I got a behind-the-scenes look while Lux Pirotecnia set up the barges today, with help from Big Bang Fireworks out of Calgary. You may remember my full behind-the-scenes explanation last year. In 2018 I got up and personal with the barges and the crew putting it all in place. While I was there, the first two barges were complete and undergoing final testing; three barges remained to be finalized. Yet the fishermen were waiting anxiously, saying that the barges needed to be pulled out now while the surf was calm, because the later in the afternoon it gets the surf will get higher and the fireworks equipment loaded on the barges in more danger of getting wet. Click on any photo to enlarge it or view a slideshow.

Crew member Mike Toth gave me a brief tour of what they were assembling on the barges:

It can take from two hours to a full day to program just one minute of a fireworks show, depending on how complex it is. Every single firework is labelled with “Mazatlán Carnaval,” the event and date, and then it has a number. That number indicates where the charge goes, and in what order; the “choreography” or design is listed out in a black waterproof folder and constantly consulted by the crew as they assemble.
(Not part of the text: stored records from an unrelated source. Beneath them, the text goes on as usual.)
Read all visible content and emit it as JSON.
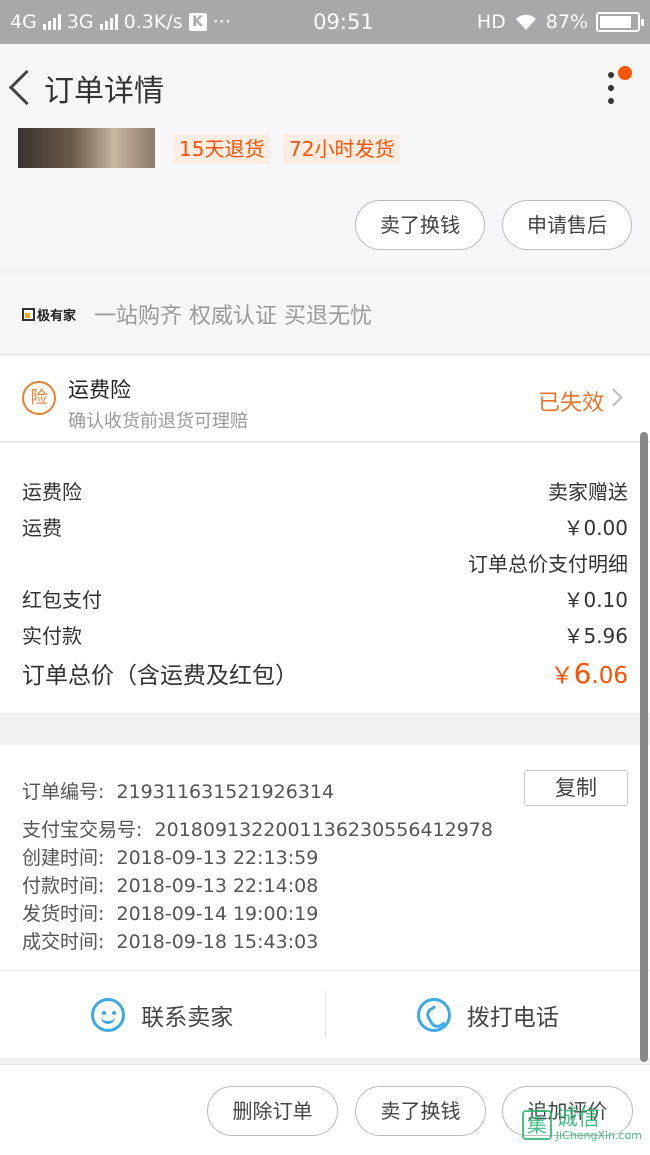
{
  "status_bar": {
    "network1": "4G",
    "network2": "3G",
    "speed": "0.3K/s",
    "k": "K",
    "more": "···",
    "time": "09:51",
    "hd": "HD",
    "battery": "87%",
    "battery_level": 0.87
  },
  "header": {
    "title": "订单详情"
  },
  "product": {
    "tags": [
      "15天退货",
      "72小时发货"
    ],
    "buttons": [
      "卖了换钱",
      "申请售后"
    ]
  },
  "brand": {
    "name": "极有家",
    "slogan": "一站购齐 权威认证 买退无忧"
  },
  "insurance": {
    "badge": "险",
    "title": "运费险",
    "subtitle": "确认收货前退货可理赔",
    "status": "已失效"
  },
  "price": {
    "rows": [
      {
        "label": "运费险",
        "value": "卖家赠送"
      },
      {
        "label": "运费",
        "value": "￥0.00"
      },
      {
        "label": "",
        "value": "订单总价支付明细"
      },
      {
        "label": "红包支付",
        "value": "￥0.10"
      },
      {
        "label": "实付款",
        "value": "￥5.96"
      }
    ],
    "total_label": "订单总价（含运费及红包）",
    "total_currency": "￥",
    "total_int": "6",
    "total_dec": ".06"
  },
  "order": {
    "number_label": "订单编号:",
    "number": "219311631521926314",
    "copy": "复制",
    "alipay_label": "支付宝交易号:",
    "alipay": "2018091322001136230556412978",
    "times": [
      {
        "label": "创建时间:",
        "value": "2018-09-13 22:13:59"
      },
      {
        "label": "付款时间:",
        "value": "2018-09-13 22:14:08"
      },
      {
        "label": "发货时间:",
        "value": "2018-09-14 19:00:19"
      },
      {
        "label": "成交时间:",
        "value": "2018-09-18 15:43:03"
      }
    ]
  },
  "contact": {
    "seller": "联系卖家",
    "phone": "拨打电话"
  },
  "bottom": {
    "buttons": [
      "删除订单",
      "卖了换钱",
      "追加评价"
    ]
  },
  "watermark": {
    "mark": "集",
    "cn": "诚信",
    "en": "JiChengXin.com"
  }
}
Everyone has their role and they know what it is; the coordination among them is pretty incredible. They are all assembled in order, then wired and connected to black boxes. If something is not connected properly, a light shows up on the control panel, and an error shows in the computer. I found myself very welcome on the barges this afternoon, until, barge by barge, the fireworks were connected and ready. Once everything is set, I was not allowed to board the barge with the finished and ready to go fireworks, nor was anyone besides Jorge and his “number one.” Thank goodness, as at that point they basically could fire off anytime.

Big Bang owner Dan Roy spoke to me about how our Carnaval fireworks are world class, one of the biggest and best shows you’ll find anywhere on the planet. This same crew did Mexico’s bicentennial in Mexico City, so he knows big shows!

I also interviewed crowd favorite, German Klaus Ulrich, the flame expert. You’ve seen and felt his flame throwers during the coronations and during the fireworks shows:

We will be attending our god son’s wedding this evening, and I will have to miss my favorite night of the entire year. Please, please take photos and videos and share them with us! I will be forever grateful. Enjoy!